ManJam is one of the easiest sites to access and join. Their requirements are minimal, and many users have multiple profiles there. With the difficulties in internet access in Syria at this time, tracking those profiles is nearly impossible. However, when we come across a profile listing anti-regime profiles, we try to report it. Unfortunately, ManJam webmasters don’t do anything about it.
I have reported three profiles listing and threatening others, but they still exist and their lists are expanding. I received a message today from a friend telling me about the troubles he had to face after those people listed him on one of their profiles.
It is hard enough for gay Syrians to have to hide and fear the authorities because of their sexuality in a country where homosexuality is forbidden by law.

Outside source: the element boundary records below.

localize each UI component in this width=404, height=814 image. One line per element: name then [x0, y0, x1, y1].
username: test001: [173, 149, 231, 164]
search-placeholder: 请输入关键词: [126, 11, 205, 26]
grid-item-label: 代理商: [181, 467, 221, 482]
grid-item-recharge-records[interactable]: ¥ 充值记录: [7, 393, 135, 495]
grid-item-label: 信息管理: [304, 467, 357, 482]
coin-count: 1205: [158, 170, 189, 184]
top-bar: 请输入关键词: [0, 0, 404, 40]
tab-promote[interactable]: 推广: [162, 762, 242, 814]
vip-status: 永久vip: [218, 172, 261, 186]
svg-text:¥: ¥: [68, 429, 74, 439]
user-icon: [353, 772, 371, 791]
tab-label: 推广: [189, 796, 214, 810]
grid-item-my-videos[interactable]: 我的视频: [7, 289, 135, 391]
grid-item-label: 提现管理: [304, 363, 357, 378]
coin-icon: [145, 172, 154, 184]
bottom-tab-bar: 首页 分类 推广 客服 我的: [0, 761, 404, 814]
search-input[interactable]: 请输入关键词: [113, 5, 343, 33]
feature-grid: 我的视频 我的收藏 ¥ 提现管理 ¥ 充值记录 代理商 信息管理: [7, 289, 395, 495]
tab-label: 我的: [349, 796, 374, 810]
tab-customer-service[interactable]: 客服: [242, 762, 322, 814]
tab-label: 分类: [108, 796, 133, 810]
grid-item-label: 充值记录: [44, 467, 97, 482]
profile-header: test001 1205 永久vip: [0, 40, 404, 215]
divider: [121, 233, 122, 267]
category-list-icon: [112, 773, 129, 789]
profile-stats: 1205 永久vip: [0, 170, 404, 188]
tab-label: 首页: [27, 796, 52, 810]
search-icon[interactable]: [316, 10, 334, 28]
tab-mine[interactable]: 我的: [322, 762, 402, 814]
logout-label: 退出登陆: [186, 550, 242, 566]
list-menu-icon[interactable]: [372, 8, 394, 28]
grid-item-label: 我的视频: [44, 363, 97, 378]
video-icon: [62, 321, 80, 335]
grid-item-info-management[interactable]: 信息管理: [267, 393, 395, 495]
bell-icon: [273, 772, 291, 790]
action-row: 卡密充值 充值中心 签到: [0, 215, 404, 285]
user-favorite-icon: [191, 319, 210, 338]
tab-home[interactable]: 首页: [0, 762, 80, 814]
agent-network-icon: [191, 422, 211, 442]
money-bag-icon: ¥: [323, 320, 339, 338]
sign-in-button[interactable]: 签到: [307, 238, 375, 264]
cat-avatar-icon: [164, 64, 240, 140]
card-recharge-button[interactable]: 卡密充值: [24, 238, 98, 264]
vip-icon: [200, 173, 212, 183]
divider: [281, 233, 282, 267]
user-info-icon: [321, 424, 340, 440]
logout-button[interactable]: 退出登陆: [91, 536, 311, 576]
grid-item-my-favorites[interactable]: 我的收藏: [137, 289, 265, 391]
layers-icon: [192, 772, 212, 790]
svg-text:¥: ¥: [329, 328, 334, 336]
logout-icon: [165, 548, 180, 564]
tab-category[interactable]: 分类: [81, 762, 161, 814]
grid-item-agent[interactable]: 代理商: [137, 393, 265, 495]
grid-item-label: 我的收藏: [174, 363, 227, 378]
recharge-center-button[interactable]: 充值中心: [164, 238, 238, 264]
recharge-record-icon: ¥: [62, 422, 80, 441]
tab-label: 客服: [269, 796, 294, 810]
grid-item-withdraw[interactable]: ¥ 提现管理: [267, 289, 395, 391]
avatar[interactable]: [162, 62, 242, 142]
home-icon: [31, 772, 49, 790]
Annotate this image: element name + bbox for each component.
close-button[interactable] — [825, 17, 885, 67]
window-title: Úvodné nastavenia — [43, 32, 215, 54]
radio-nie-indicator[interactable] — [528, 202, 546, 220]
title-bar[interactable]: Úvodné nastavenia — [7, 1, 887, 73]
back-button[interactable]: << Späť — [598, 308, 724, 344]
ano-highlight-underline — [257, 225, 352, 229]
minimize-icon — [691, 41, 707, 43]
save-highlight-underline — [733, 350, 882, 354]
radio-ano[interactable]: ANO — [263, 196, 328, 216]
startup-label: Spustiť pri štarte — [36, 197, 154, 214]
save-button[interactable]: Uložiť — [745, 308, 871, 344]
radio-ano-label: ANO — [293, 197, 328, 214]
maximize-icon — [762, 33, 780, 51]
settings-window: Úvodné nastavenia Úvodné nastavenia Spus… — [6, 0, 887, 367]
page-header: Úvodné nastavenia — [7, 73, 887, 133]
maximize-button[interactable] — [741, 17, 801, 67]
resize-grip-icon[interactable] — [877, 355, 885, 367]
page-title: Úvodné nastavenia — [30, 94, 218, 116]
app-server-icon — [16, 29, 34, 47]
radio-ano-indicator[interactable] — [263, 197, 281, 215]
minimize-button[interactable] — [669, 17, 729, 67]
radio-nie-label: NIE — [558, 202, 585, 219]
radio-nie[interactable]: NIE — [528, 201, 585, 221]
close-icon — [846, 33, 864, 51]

The danger becomes more threatening with Assad fanatics threatening to expose those who dare to have a different political opinion.
Last June, Syrian media started to use homosexuality as “the moral reason not to follow certain news channels”. Al-Arour, a former Syrian military officer turned into a Muslim brotherhood member, was exposed as a homosexual on Syrian TV channels. Secret military documents were published revealing that the reason behind the military discharging him was because of his homosexuality. Around the same time, the Amina hoaxer was revealed giving the Syrian media more reasons to use homosexuality against some protesters.
It is worrying to think that some anti-regime gay men might be used as the regime’s next scape goats. It is also horrifying to witness a Syrian version of the Iraqi infamous gay hunt. In Arab homophobic societies, the dangers of such a hunt can be catastrophic. Some gay Iraqis survivors who fled Syria had warned us about this before they left. We didn’t believe it might happen in Syria.